Cao Lau is the most famous noodle in Hoi An and it is considered as a specialty food of Hoi An. Cao Lau is the combination of many different food cultures. Cao Lau consists of thick rice noodles, pieces of barbecued pork, greens and crunchy croutons. The thick noodles are similar to Japanese udon, the crispy won-ton crackers and pork are a Chinese touch, while the broth and herbs are clearly Vietnamese.
Cao Lau noodle is made from local new sticky rice. Water used to soak rice must be taken from wells in the Ba Le Village; noodles thus will be soft, enduring and flavored with special sweet-smelling. The outstanding feature of this food is the color of noodle because of the ash from Cham (tree) from Cu Lao Cham. On the Cao Lau noodles were some meat slices mixed with fat made from fried noodles served with vegetables and bean sprouts, which together with the green adds a burst of freshness and crisp texture to the chewy noodles and meaty pork. Sharp-witted eaters would find out the specific flavor of the dish.
Dry pancakes used as an ingredient must be thick with much sesame on the surface. Greasy coconut quintessence and bitter green cabbage are also indispensable. The so-called genuine Cao Lau, Hoi An must satisfy all above requirements. So you need one local tour guide to introduce the destination of some local restaurants there.
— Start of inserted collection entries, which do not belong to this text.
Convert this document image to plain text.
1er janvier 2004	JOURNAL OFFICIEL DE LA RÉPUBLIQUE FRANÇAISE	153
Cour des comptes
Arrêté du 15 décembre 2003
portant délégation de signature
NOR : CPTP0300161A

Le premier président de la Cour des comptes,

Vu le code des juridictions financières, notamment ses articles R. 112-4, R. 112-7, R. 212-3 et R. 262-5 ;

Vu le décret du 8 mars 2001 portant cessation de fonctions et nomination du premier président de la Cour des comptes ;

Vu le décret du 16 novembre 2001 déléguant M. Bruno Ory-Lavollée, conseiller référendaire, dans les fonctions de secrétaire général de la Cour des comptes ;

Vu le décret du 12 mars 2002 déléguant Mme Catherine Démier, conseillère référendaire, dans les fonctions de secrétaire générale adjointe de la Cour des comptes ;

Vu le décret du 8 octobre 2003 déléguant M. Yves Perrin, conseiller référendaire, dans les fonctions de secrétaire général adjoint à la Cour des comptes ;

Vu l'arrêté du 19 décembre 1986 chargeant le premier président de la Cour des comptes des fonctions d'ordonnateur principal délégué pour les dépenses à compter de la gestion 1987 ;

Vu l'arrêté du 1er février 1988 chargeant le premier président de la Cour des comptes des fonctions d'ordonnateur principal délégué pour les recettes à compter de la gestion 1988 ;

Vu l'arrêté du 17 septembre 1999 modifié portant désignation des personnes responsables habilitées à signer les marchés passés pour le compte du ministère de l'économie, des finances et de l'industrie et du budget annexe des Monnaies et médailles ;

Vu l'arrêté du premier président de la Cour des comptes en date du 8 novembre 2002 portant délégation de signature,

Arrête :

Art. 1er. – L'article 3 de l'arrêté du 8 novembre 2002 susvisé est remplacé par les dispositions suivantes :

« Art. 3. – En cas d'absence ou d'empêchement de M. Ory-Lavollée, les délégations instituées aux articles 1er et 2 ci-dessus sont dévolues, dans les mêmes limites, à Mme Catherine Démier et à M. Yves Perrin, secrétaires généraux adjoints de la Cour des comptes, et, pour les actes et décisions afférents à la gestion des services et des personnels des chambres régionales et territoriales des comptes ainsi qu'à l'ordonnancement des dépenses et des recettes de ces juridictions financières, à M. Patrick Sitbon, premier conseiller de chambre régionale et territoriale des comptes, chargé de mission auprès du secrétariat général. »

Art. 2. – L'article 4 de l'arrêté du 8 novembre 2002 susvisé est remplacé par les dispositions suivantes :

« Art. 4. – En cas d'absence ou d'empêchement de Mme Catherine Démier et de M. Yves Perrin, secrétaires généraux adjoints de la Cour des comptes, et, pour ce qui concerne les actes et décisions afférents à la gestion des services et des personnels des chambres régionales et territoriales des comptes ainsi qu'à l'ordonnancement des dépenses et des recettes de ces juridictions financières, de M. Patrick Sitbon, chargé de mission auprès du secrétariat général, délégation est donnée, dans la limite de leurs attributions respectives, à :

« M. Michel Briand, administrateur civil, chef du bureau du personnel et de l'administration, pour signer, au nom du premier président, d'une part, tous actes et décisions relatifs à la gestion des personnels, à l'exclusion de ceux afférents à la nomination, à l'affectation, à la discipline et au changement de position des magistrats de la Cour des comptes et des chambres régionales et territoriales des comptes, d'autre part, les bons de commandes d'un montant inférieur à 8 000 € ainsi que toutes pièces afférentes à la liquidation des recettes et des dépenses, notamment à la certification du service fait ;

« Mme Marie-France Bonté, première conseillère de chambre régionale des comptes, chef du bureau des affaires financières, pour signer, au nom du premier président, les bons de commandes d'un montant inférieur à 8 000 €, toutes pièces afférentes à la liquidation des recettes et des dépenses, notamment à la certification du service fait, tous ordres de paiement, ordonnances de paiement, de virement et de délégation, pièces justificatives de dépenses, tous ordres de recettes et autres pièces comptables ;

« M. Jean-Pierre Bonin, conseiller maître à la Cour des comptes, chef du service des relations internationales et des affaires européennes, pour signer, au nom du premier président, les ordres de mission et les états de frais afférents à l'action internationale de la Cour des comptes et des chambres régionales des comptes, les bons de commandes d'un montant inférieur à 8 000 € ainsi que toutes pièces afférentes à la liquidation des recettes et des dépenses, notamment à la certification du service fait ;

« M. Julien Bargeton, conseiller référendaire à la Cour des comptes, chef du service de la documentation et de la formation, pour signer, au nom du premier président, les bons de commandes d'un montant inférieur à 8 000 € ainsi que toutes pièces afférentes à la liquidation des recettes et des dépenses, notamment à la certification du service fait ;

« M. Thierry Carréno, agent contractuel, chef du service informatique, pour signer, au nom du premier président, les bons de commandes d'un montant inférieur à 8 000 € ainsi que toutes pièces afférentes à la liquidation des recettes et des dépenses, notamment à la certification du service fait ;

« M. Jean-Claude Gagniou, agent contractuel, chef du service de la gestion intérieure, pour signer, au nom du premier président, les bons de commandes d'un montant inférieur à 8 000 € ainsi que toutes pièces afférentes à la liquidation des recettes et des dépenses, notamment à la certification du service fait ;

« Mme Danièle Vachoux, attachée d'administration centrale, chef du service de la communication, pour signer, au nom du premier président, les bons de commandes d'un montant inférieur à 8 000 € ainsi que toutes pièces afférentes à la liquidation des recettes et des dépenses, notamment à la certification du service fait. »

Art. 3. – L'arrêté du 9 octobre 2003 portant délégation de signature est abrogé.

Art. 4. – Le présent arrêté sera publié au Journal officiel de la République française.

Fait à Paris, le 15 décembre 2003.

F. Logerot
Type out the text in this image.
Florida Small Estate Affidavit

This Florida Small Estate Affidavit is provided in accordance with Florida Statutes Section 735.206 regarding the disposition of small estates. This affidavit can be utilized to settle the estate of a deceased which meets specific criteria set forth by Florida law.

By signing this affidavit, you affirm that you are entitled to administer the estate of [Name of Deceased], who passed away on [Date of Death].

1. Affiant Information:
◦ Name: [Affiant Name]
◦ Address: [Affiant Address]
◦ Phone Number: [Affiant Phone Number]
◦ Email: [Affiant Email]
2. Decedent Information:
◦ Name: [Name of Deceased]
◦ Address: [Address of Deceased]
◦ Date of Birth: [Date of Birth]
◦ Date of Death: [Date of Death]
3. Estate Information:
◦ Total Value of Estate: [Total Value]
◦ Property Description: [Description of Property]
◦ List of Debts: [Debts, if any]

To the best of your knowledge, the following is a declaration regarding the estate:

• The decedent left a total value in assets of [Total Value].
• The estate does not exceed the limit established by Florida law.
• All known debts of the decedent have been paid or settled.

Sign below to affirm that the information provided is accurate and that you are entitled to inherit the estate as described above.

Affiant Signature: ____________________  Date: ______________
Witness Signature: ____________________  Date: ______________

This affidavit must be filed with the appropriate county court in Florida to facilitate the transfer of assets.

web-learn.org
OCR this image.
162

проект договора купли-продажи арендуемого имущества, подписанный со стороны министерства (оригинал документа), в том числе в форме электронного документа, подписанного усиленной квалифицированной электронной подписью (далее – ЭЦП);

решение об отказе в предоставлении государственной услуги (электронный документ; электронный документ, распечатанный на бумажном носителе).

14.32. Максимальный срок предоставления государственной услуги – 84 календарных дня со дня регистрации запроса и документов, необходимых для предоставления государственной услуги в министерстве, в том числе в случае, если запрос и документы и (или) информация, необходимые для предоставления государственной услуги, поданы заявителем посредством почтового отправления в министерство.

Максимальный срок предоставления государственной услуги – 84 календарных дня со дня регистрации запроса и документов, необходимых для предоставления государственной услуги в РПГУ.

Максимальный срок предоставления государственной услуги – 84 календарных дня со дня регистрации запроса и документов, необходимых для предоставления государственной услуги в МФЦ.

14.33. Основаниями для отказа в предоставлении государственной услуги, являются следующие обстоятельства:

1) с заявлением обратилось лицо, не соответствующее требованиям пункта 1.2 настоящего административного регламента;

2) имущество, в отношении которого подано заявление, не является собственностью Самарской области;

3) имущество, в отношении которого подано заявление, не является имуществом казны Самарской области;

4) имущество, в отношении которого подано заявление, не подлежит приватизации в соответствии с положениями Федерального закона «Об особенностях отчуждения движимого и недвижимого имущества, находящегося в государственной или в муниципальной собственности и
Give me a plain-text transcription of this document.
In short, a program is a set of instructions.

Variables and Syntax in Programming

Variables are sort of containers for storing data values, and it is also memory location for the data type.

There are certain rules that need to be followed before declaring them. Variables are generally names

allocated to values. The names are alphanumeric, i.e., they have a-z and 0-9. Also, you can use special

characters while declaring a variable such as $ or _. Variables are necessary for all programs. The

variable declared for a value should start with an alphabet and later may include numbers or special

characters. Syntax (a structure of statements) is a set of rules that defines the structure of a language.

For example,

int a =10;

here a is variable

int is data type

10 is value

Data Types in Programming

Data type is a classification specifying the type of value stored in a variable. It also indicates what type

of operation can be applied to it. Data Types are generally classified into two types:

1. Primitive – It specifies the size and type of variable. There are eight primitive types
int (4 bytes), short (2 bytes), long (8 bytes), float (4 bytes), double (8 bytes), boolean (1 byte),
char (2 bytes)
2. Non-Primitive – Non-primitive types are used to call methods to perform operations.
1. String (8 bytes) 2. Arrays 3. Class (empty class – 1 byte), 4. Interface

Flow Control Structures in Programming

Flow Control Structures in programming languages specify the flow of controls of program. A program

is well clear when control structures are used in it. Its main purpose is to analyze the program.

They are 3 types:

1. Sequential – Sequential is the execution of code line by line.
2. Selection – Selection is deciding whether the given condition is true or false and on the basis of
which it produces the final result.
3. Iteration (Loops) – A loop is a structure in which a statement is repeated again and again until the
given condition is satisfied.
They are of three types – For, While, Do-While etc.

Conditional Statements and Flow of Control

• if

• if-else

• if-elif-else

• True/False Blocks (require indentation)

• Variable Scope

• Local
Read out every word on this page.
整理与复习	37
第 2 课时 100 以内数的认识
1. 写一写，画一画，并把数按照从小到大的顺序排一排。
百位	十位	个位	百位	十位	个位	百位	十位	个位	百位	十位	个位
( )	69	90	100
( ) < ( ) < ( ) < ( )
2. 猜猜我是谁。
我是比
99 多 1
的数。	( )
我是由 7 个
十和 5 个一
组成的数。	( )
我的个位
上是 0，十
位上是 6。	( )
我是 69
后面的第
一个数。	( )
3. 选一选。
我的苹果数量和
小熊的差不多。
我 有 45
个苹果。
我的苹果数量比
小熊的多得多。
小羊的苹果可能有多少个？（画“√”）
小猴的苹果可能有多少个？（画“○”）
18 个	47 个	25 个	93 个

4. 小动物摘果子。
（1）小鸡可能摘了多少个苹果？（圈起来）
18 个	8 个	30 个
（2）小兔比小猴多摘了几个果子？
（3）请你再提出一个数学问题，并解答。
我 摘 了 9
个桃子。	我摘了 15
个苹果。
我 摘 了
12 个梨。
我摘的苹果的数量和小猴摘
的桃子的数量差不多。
It was said that only some wells in Hoi An were used to make Cao Lau Noodles. Besides, only some Hoi An families were able to produce Cao Lau by their own traditional way, but the quality was not as good as it was before. Up to now, there is no historian data or information to clarify the origin of Cao Lau, so it still remains in mystery.
Ingredients
- 1kg pig femur
- 1 carrot
- 1 white radish
- 1 “Su Su”
- 2 chicken breasts
- Red vinegar
- Soy sauce
- 300 gram lean back pork
- 300 gram cha lua
- 40 leaves wontons
- 24 noodles
- A little spice, cilantro, fresh onion
- A spoon of scented wine
- Pepper, shallots, lettuce
Instructions
- Prepare: carrots, turnips, su su peel and cut.
- Put bone, water, salt, seasoning, carrots, white turnips, su su, and a little onion into pot to cook soups. Chicken boil and torn into small fibers.
- Lean back spiced, alcohol, Five spices and a little of red- orange about 30 minutes. Then fry, pout a little soups, cook until dry then slice thinly.
- Role finely minced lean in wontons leave then fry.
- Cut shallotm lettuce drain and cut into pieces, shop peppers, slice “cha lua”.
- Boil water, put noodle then drain and irrigate fat. Put xa xiu meat , cha lua, chicken, cooking oil, onion, chopped cilantro and wontons above, alitle soups.
How to enjoy:
Cao lau is served with shallot, fork salad, lemon, pepper, vinegar, soy sauce, chili.